The following technologies or fuels shall not be considered renewable energy supplies: coal,
oil, nuclear power, or fuel gases, excluding fuel gases that are used in a combined heat and
power plant designed to produce both heat and electricity from a single heat source.
Cumulative Generating CapacityAn electricity utility shall offer to make net metering
available to eligible customers-generators on a first-come, first-served basis until the
cumulative generating capacity of net metering systems equals 0.25 percent of the utility's
peak demand during 1996. If one or more utilities are found to be approaching the maximum
cumulative generating capacity of net metering systems allowed under this subsection, the
Legislature may review the generation threshold contained in this section for potential
modification. On January 1, 2014, the cumulative generating capacity of net metering
systems will equal 0.5 percent of the utility's peak demand during 1996.

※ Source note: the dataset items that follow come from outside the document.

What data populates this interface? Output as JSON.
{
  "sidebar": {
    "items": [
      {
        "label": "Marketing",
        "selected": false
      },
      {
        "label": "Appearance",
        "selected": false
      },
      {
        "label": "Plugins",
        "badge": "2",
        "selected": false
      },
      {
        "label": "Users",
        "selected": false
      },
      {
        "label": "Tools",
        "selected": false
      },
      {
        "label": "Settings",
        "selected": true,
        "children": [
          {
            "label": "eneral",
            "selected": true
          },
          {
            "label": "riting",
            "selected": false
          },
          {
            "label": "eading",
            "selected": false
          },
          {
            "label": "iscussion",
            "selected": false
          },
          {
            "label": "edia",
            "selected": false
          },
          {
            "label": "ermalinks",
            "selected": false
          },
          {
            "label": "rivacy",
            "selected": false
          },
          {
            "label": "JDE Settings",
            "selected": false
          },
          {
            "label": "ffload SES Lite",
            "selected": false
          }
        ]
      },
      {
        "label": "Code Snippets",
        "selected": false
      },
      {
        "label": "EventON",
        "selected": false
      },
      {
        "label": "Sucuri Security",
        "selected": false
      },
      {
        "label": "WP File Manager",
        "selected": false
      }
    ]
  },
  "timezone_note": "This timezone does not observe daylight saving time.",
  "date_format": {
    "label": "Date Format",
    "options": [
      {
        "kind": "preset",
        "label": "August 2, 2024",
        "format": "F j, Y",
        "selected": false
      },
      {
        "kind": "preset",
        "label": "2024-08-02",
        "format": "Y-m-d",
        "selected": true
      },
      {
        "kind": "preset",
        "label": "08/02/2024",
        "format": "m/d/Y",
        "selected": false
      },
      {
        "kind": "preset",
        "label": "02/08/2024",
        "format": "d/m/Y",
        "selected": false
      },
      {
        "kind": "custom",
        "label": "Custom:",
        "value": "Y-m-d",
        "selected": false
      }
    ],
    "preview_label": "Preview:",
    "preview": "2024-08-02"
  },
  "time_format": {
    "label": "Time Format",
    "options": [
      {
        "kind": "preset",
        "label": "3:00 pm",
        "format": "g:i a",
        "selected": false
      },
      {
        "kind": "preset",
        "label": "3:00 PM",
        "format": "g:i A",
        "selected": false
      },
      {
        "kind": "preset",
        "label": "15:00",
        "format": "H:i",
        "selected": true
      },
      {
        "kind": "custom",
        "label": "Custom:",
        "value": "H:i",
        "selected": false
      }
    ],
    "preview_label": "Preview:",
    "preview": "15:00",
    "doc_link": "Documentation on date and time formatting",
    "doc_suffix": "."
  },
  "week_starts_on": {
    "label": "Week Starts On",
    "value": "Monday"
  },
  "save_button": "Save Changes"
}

Unused Kilowatt-Hour CreditsOn April 30 of each calendar year, any unused kilowatt-hour
credits accumulated during the previous year shall be granted to the electric utility, without
compensation to thecustomer-generator.
Public Safety and System Reliability
Electrical utilities may limit the number of net metering customer-generators and total
capacity of net metering systems that may be interconnected to any distribution feeder line,
circuit or network that Utilities and Transportation Commission or the governing body of a
consumer-owned utility determines are necessary to protect public safety and system
reliability.
EFFECT OF SENATE AMENDMENT(S):
Modifies the definition of net metering by removing reference to electricity from customer-generators "that is fed back to the electric utility" and by adding "a facility that produces
electricity and used and useful thermal energy from a common fuel source".
Removes from the definition of net metering system facilities that produce electrical energy
that "uses as its fuel either solar, wind and hydropower" and inserts "generates renewable
energy".
Modifies the definition of renewable energy to mean "energy generated by a facility that uses
water, wind, solar energy, or biogass from animal waste as a fuel".
Ensures 50 percent of net metering capacity is reserved for renewable energy systems.
Deletes provision indicating future legislative review of the cumulative generating capacity
standards.
Corrects title to include addition chapter added by the house of representatives.
Appropriation: None.
Fiscal Note: Not requested.
Effective Date: The bill takes effect 90 days after adjournment of session in which bill is passed.
Testimony For: (In support) Washington used to have the best in the nation net metering
law. Other states have surpassed Washington's standard in recent years. Current net
metering law has encouraged growth of systems net metered. Increasing to 100kW makes
sense and can be accommodated by utilities.
(With concerns) Allowing net metering systems equal up to 1 percent cumulative aggregate
demand seems reasonable, but may not need to go that high at this point. It may be worth
setting this amount a bit lower at 0.5 percent. At an 1 percent cap for net metering systems
connected a utilities system cost-shifting starts to occur, so it may be worth looking at lower
amount for right now. At 1 percent there could be some reliability problems related to circuit
loading if too many people connect in one area. The definition for renewable energy may
need to be expanded to include small biomass systems.
Testimony Against: Increasing the aggregate cumulative threshold is of concern to utilities. One percent of load coming from net metering systems would range from 0.5 percent of a retail rate increase to as much as a 1 percent increase to customers. A time adjusted threshold (an escalator) would be helpful to utilities in accommodating new net metering systems. As more net metering systems come on board, there needs to be a re-evaluation of the value of the power sold back to the utilities.
Persons Testifying: (In support) Toni Usibelli, Department of Community, Trade &
Economic Development.
(With concerns) Jay Gordon, Washington State Dairy Federation; Dave Warren, Washington
Public Utility Districts Association; and Mike Tracy, Puget Sound Energy.
(Against) Collins Sprague, Avista Corporation.